What’s Wholesale and What’s Retail: DR, DER and SCOTUS
Depending on where you sit – a demand response provider or independent power producer – January 25, 2016 was either a good or a bad power day. That was the day that the Supreme Court of the United States (SCOTUS) upheld FERC order 745, allowing FERC and thereby, wholesale markets to have jurisdiction over demand response (DR). The ruling has settled DR jurisdiction; however, so much more is not settled when it comes to the bigger picture of distributed energy resources (DER).
The issue before the court was whether FERC has jurisdiction over DR compared to the states. It upheld FERC’s right make rules for the wholesale market – ISOs like PJM have been allowing demand response to bid into the market as generation for years. The more controversial decision was support of FERC its right to decide that DR could be paid at the locational marginal price (LMP) paid to traditional generation resource even though “retail” demand response resources also receive savings and/or incentives for participating DR programs from their local utility (LMP-G). The court did not want to decide for FERC, but rather posited that FERC was in the best position to make rules for the wholesale market. For an excellent in-depth review of demand response issues, I recommend reading The Evolution of Demand Response: the Road Ahead, a collaborative effort of stakeholders called the EDP.
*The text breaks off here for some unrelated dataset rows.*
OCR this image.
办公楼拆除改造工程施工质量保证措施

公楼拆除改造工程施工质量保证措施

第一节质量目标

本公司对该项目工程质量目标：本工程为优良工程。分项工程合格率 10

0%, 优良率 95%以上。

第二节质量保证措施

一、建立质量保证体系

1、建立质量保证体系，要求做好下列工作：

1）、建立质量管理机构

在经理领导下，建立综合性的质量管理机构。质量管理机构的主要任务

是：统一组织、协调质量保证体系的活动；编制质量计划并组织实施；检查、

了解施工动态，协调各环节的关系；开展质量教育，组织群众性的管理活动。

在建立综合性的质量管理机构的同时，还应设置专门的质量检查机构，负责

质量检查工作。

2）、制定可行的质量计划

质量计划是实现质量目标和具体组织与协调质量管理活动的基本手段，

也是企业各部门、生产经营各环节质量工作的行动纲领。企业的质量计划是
The Supreme Court addressed the wholesale market, leaving ambiguity about the rules of the retail market. With more DER (distributed generation, storage/electric vehicles, micro-grids, DR) coming onto the grid, expectations are that retail markets will be created. That is, in part, because, depending on its location on the grid, the value of the DER may be different. If there are capacity constraints to delivery power to the location and time of the demand, then the distributed resources have a greater value than in a situation where there is overcapacity in that location and time.
The wholesale markets were not built in a day, and with the addition of more dynamic and intermittent resources to the grid, it is likely that the development of distribution markets will take even longer to agree on. There are so many questions – where are the pricing nodes, what are the boundaries of the market, who are qualified market participants, what entities will operate the distribution grid, etc. Add to that the need for “real-time” operational infrastructure or “transactive energy systems” that NIST and the Pacific Northwest National Laboratory are defining. Those who recall the cost of establishing the wholesale markets in the 90s – in the hundreds of millions of dollars – know that there will need to be a great deal of effort required.
There are few that are tackling these issues in a comprehensive way. The New York Reforming Energy Vision (REV) is taking on the retail markets. The California ISO is tackling rules for the wholesale market through the Energy Storage and Distributed Energy Resources (ESDER) proceedings. No one is anticipating that central station generation will go away completely, but there will come a point where consumer demand for more choices and the need for the underlying network to support a more dynamic and distributed grid will force the issue. It is up to all the stakeholders to come together to build retail and wholesale markets that transparent and work in concert.